Ces mots ne cessent de raisonner à mon esprit. Mes propres vers. Composés en Lorraine pour l'enterrement de 21 camarades tombés à Rouge Bouquet. Ensevelis par un bombardement allemand sous un amas de terre et de boue. Sans l'héroïque intervention du Major Donovan, le commandement du 1er bataillon du 165e, bien plus seraient morts. C'était en mars dernier. Le Père Duffy a lu mon poème tandis qu'un sergent jouait " Taps " au clairon à ses côtés. Endormez-vous ! Camarades. Adieu.
La plupart des 6012 soldats enterrés ici ont participé à la campagne Oise-Aisne. Notamment aux combats de juillet 1918 autour de la rivière Ourcq. Beaucoup aussi sont morts de la grippe espagnole dont l'épidémie faisait rage dans le monde entier.

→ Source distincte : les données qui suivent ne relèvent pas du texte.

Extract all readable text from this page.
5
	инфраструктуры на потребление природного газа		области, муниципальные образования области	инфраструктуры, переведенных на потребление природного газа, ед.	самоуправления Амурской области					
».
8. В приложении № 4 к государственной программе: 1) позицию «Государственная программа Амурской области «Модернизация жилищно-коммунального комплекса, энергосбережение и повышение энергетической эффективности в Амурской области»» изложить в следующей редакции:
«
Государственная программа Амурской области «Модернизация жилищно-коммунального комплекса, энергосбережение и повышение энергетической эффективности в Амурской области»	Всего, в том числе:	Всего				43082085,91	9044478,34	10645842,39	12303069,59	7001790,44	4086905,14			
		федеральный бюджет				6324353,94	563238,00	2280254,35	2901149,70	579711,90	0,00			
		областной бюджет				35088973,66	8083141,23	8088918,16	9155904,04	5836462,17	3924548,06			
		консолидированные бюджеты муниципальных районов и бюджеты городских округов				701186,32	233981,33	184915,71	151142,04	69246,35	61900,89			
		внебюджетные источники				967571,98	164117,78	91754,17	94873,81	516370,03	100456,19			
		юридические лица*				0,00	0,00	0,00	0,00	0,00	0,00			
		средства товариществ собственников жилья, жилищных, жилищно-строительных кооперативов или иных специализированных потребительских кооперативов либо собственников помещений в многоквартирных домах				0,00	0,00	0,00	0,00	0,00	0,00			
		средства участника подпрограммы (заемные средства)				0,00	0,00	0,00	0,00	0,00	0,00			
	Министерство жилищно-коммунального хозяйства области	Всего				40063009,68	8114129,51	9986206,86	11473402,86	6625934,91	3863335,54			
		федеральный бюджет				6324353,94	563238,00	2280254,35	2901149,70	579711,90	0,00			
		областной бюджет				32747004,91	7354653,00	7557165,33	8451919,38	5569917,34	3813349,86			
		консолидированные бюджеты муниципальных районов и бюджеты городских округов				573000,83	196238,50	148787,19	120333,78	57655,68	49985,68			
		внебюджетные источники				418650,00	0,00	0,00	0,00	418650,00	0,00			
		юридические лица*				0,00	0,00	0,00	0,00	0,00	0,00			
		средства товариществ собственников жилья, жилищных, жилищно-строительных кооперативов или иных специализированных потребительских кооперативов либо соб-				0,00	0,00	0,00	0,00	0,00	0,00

Mais sur le site on trouve aussi des hommes qui étaient enterrés dans des cimetières provisoires et ont été transférés ici après guerre. Lorsque leurs familles ont émis le souhait qu'ils demeurent à jamais sur le sol français. Le gouvernement américain leur avait donné le choix en fait : soit rapatrier les corps aux USA ou dans le pays d'origine de leur choix. Soit les enterrer là où ils étaient tombés. Beaucoup de familles ont suivi l'exemple de l'ancien président Roosevelt. Il avait choisit de laisser reposer son fils aviateur là où son avion s'était écrasé. Sa formule avait alors marqué les esprits : " Là où l'arbre tombe, il doit rester ".